Pero se había equivocado; habría, después de todo, un renacimiento. Sin embargo, antes de que volviera a salir a la luz del día, pasarían más de dieciséis siglos, y su pelo dorado se convertiría en un rojo ardiente.
Sólo entonces renacería. Como Franz
el Rojo
.
Octubre, 1985, veinte años antes del primer asesinato
Estación de ferrocarriles de Nordenham,
145 KILÓMETROS AL OESTE DE HaMBURGO
La estación principal de ferrocarriles de Nordenham estaba situada sobre un dique encima del río Weser. Era una tarde de octubre y una familia estaba esperando un tren. El gran edificio de la estación, el andén y las celosías de hierro refulgían a la luz de un sol de finales de otoño que era brillante pero carecía de todo calor.

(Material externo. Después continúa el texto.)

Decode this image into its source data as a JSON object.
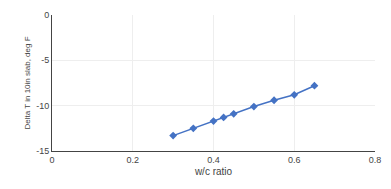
{
  "chart_data": {
    "type": "line",
    "x": [
      0.3,
      0.35,
      0.4,
      0.425,
      0.45,
      0.5,
      0.55,
      0.6,
      0.65
    ],
    "values": [
      -13.3,
      -12.5,
      -11.7,
      -11.3,
      -10.9,
      -10.1,
      -9.4,
      -8.8,
      -7.8
    ],
    "color": "#4472C4",
    "marker": "diamond",
    "line_style": "solid",
    "xlabel": "w/c ratio",
    "ylabel": "Delta T in 10in slab, deg F",
    "xlim": [
      0,
      0.8
    ],
    "ylim": [
      -15,
      0
    ],
    "xticks": [
      0,
      0.2,
      0.4,
      0.6,
      0.8
    ],
    "yticks": [
      0,
      -5,
      -10,
      -15
    ],
    "grid": true
  }
}
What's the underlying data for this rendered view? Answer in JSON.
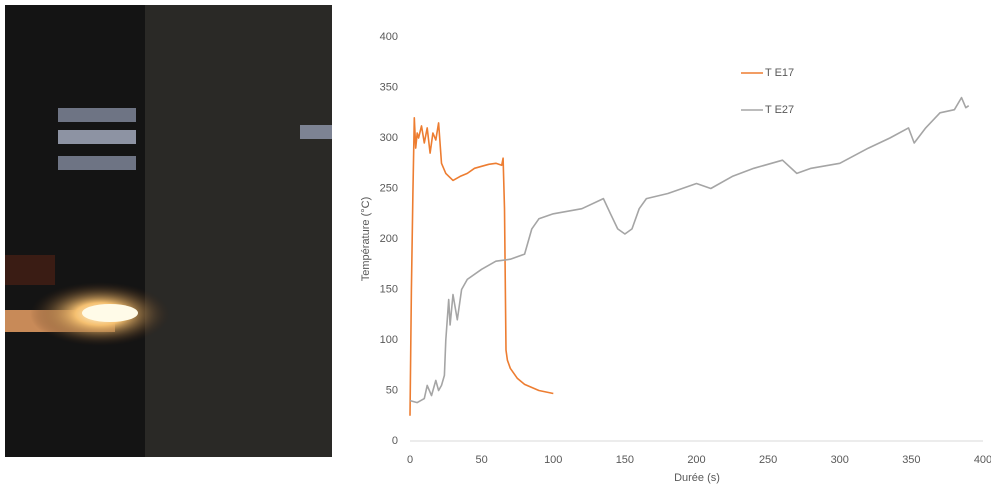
{
  "chart_data": {
    "type": "line",
    "x_label": "Durée (s)",
    "y_label": "Température (°C)",
    "xlim": [
      0,
      400
    ],
    "xticks": [
      0,
      50,
      100,
      150,
      200,
      250,
      300,
      350,
      400
    ],
    "ylim": [
      0,
      400
    ],
    "yticks": [
      0,
      50,
      100,
      150,
      200,
      250,
      300,
      350,
      400
    ],
    "grid": false,
    "legend": "upper right",
    "series": [
      {
        "name": "T E17",
        "color": "#ed7d31",
        "x": [
          0,
          1,
          2,
          3,
          4,
          5,
          6,
          8,
          10,
          12,
          14,
          16,
          18,
          20,
          22,
          25,
          30,
          35,
          40,
          45,
          50,
          55,
          60,
          64,
          65,
          66,
          67,
          68,
          70,
          75,
          80,
          90,
          100
        ],
        "values": [
          25,
          150,
          245,
          320,
          290,
          305,
          300,
          312,
          295,
          310,
          285,
          305,
          298,
          315,
          275,
          265,
          258,
          262,
          265,
          270,
          272,
          274,
          275,
          273,
          280,
          230,
          90,
          80,
          72,
          62,
          56,
          50,
          47
        ]
      },
      {
        "name": "T E27",
        "color": "#a5a5a5",
        "x": [
          0,
          5,
          10,
          12,
          15,
          18,
          20,
          22,
          24,
          25,
          27,
          28,
          30,
          33,
          36,
          40,
          50,
          60,
          70,
          80,
          85,
          90,
          100,
          120,
          135,
          140,
          145,
          150,
          155,
          160,
          165,
          180,
          200,
          210,
          225,
          240,
          260,
          270,
          280,
          300,
          320,
          335,
          348,
          352,
          360,
          370,
          380,
          385,
          388,
          390
        ],
        "values": [
          40,
          38,
          42,
          55,
          45,
          60,
          50,
          55,
          65,
          100,
          140,
          115,
          145,
          120,
          150,
          160,
          170,
          178,
          180,
          185,
          210,
          220,
          225,
          230,
          240,
          225,
          210,
          205,
          210,
          230,
          240,
          245,
          255,
          250,
          262,
          270,
          278,
          265,
          270,
          275,
          290,
          300,
          310,
          295,
          310,
          325,
          328,
          340,
          330,
          332
        ]
      }
    ]
  }
}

Ellos estaban de pie —el padre, la madre y el hijo— en el extremo más alejado del andén. El padre era alto y delgado, de unos treinta y cinco años. Llevaba el pelo, que era más bien largo, tupido y casi demasiado oscuro, cepillado con fuerza hacia atrás, dejando al descubierto una frente ancha y pálida, pero se rebelaba en unos flecos rizados que se acumulaban sobre el cuello de su abrigo. El negro marco de largas patillas, bigote y barbita enfatizaba la palidez de sus facciones y el bermellón de su boca. La madre también era alta, apenas unos pocos centímetros más baja que el hombre, con ojos azules agrisados y un pelo largo y rubio, de color hueso, que pendía lacio debajo de un gorro de lana. Vestía un abrigo que le llegaba a la rodilla y llevaba un amplio y colorido bolso de macramé colgado de su hombro con correas. El muchacho tenía unos diez años, pero era alto para su edad; evidentemente había heredado la altura de sus padres. Tenía, al igual que su padre, una cara pálida y triste bajo una mata de rizos de un color negro discordante.

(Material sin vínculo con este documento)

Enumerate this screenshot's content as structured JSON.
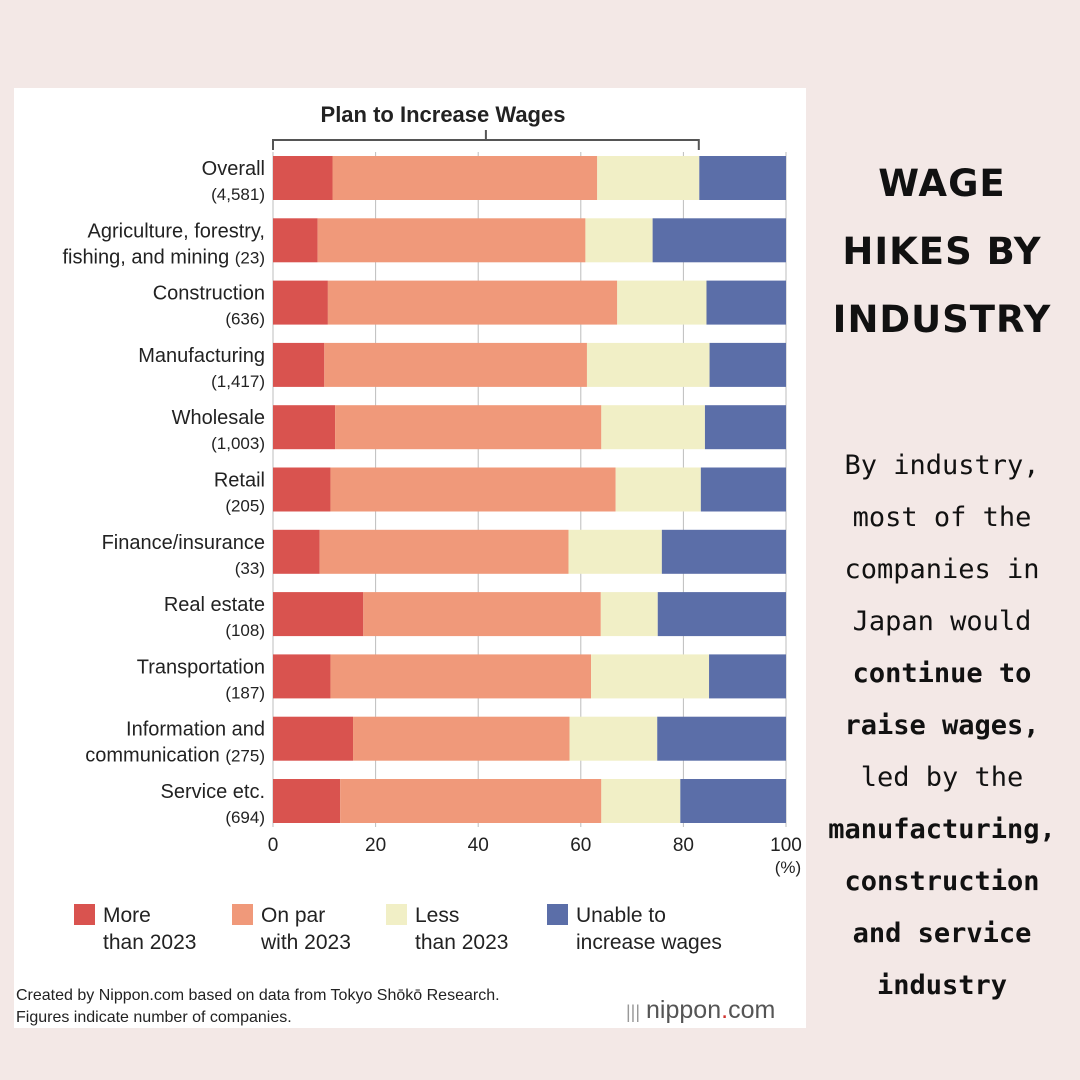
{
  "chart_data": {
    "type": "bar",
    "orientation": "horizontal",
    "stacked": true,
    "title": "Plan to Increase Wages",
    "xlabel": "",
    "unit": "(%)",
    "xlim": [
      0,
      100
    ],
    "ticks": [
      "0",
      "20",
      "40",
      "60",
      "80",
      "100"
    ],
    "grid": true,
    "legend_position": "bottom",
    "categories": [
      {
        "name": "Overall",
        "count": "(4,581)"
      },
      {
        "name": "Agriculture, forestry,\nfishing, and mining",
        "count": "(23)"
      },
      {
        "name": "Construction",
        "count": "(636)"
      },
      {
        "name": "Manufacturing",
        "count": "(1,417)"
      },
      {
        "name": "Wholesale",
        "count": "(1,003)"
      },
      {
        "name": "Retail",
        "count": "(205)"
      },
      {
        "name": "Finance/insurance",
        "count": "(33)"
      },
      {
        "name": "Real estate",
        "count": "(108)"
      },
      {
        "name": "Transportation",
        "count": "(187)"
      },
      {
        "name": "Information and\ncommunication",
        "count": "(275)"
      },
      {
        "name": "Service etc.",
        "count": "(694)"
      }
    ],
    "series": [
      {
        "name": "More\nthan 2023",
        "color": "#d9534f",
        "values": [
          11.6,
          8.7,
          10.7,
          10.0,
          12.1,
          11.2,
          9.1,
          17.6,
          11.2,
          15.6,
          13.1
        ]
      },
      {
        "name": "On par\nwith 2023",
        "color": "#f0997a",
        "values": [
          51.6,
          52.2,
          56.4,
          51.2,
          51.9,
          55.6,
          48.5,
          46.3,
          50.8,
          42.2,
          50.9
        ]
      },
      {
        "name": "Less\nthan 2023",
        "color": "#f1efc6",
        "values": [
          19.9,
          13.1,
          17.4,
          23.9,
          20.2,
          16.6,
          18.2,
          11.1,
          23.0,
          17.1,
          15.4
        ]
      },
      {
        "name": "Unable to\nincrease wages",
        "color": "#5b6ea8",
        "values": [
          16.9,
          26.0,
          15.5,
          14.9,
          15.8,
          16.6,
          24.2,
          25.0,
          15.0,
          25.1,
          20.6
        ]
      }
    ],
    "bracket_span": [
      0,
      83
    ]
  },
  "side": {
    "heading": [
      "WAGE",
      "HIKES BY",
      "INDUSTRY"
    ],
    "lines": [
      {
        "text": "By industry,",
        "bold": false
      },
      {
        "text": "most of the",
        "bold": false
      },
      {
        "text": "companies in",
        "bold": false
      },
      {
        "text": "Japan would",
        "bold": false
      },
      {
        "text": "continue to",
        "bold": true
      },
      {
        "text": "raise wages,",
        "bold": true
      },
      {
        "text": "led by the",
        "bold": false
      },
      {
        "text": "manufacturing,",
        "bold": true
      },
      {
        "text": "construction",
        "bold": true
      },
      {
        "text": "and service",
        "bold": true
      },
      {
        "text": "industry",
        "bold": true
      }
    ]
  },
  "footer": {
    "line1": "Created by Nippon.com based on data from Tokyo Shōkō Research.",
    "line2": "Figures indicate number of companies."
  },
  "brand": {
    "name": "nippon",
    "dot": ".",
    "suffix": "com"
  }
}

—Espera aquí con el niño —dijo el padre con firmeza pero con amabilidad. Apartó unas hebras rebeldes de pelo color ceniza que habían caído sobre la frente de la madre—. Cuando llegue Piet me acercaré yo solo. Si hay alguna señal de problemas, llévate al chico y lárgate de la estación.

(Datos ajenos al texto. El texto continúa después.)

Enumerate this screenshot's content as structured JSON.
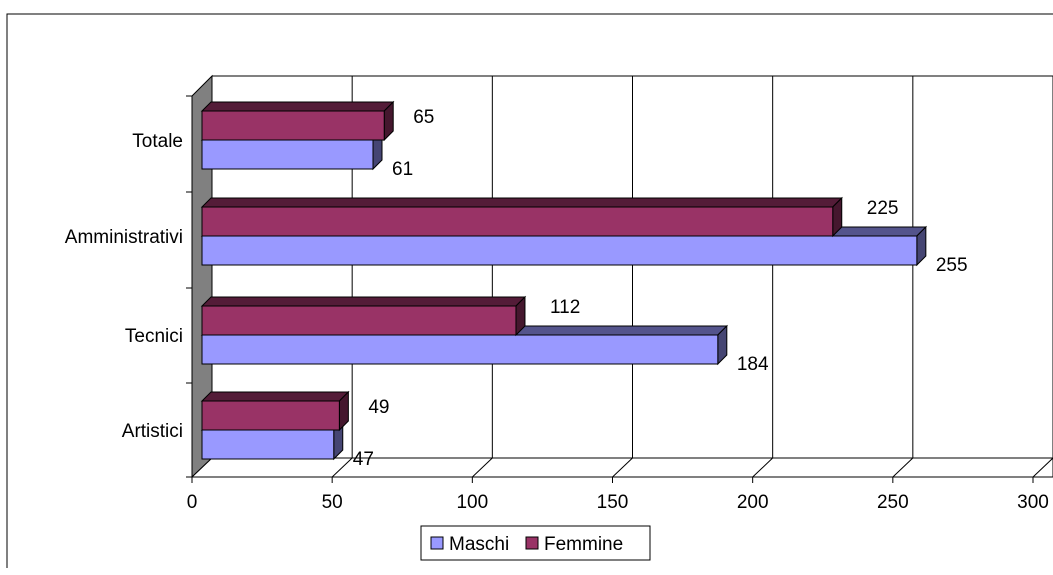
{
  "chart_data": {
    "type": "bar",
    "orientation": "horizontal",
    "categories": [
      "Artistici",
      "Tecnici",
      "Amministrativi",
      "Totale"
    ],
    "series": [
      {
        "name": "Maschi",
        "values": [
          47,
          184,
          255,
          61
        ]
      },
      {
        "name": "Femmine",
        "values": [
          49,
          112,
          225,
          65
        ]
      }
    ],
    "xlim": [
      0,
      300
    ],
    "x_ticks": [
      "0",
      "50",
      "100",
      "150",
      "200",
      "250",
      "300"
    ],
    "grid": true,
    "three_d": true,
    "legend_position": "bottom",
    "colors": {
      "Maschi": "#9999ff",
      "Femmine": "#993366",
      "wall": "#808080",
      "gridline": "#000000"
    }
  }
}
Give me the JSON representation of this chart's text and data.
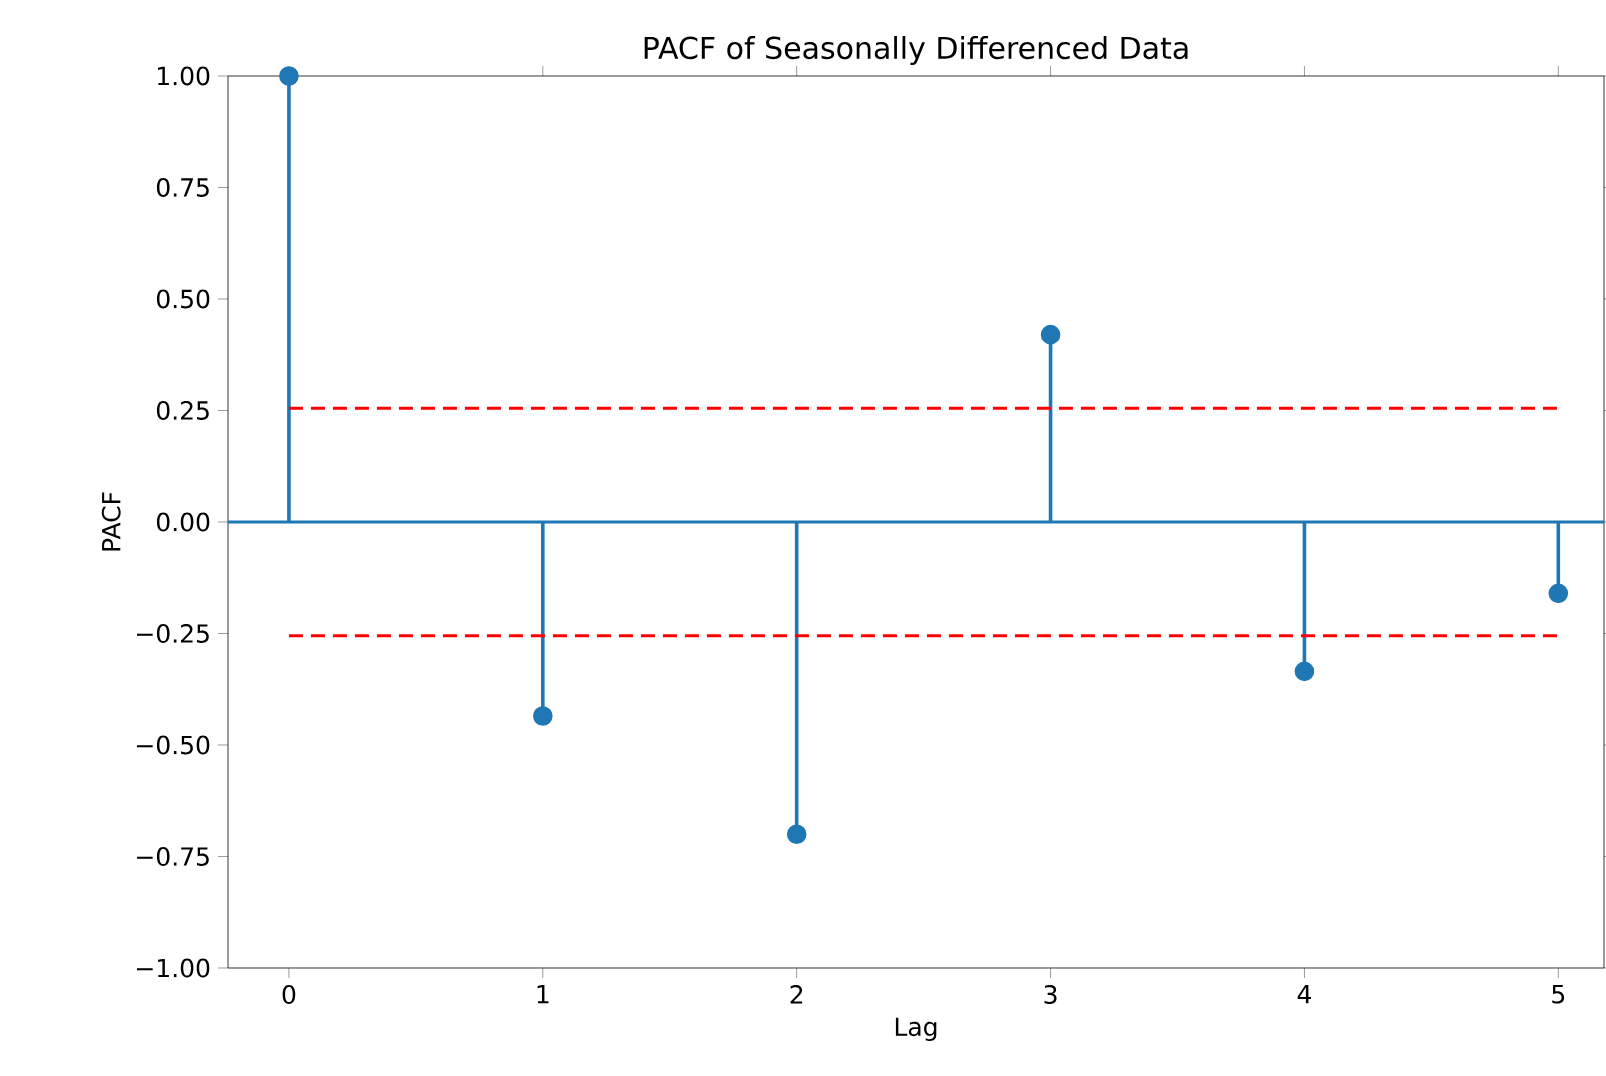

La mujer asintió con un gesto decidido, pero un temor frío y brillante relampagueó en sus ojos. El hombre le sonrió y le apretó el brazo antes de alejarse de ella y del muchacho. Se ubicó en el medio del andén. Un operario de la Deutsche Bahn salió de la oficina de mantenimiento, se dejó caer a las vías desde el andén y las atravesó en diagonal con una arrogancia complaciente. Una mujer de mediana edad, vestida con el caro mal gusto de la burguesía de Alemania Occidental, salió de la ventanilla de venta de billetes y se ubicó a unos diez metros a la derecha del hombre. El parecía no prestar ninguna atención a toda esta actividad; en realidad, sus ojos seguían pendientes de cada movimiento de cada individuo presente en esa estación de provincias.
Otra figura salió de la oficina de venta de billetes y pasó al andén. Se trataba también de un hombre alto y delgado, pero tenía un pelo largo y rubio recogido en una coleta. Su cara delgada y angulosa estaba marcada con las antiguas cicatrices de una enfermedad de la niñez. Como el primero, intentaba que sus movimientos y su expresión parecieran naturales y desinteresados pero, a diferencia del hombre de pelo oscuro, había intensidad y nerviosismo en sus ojos, y una tensión eléctrica en cada paso que daba.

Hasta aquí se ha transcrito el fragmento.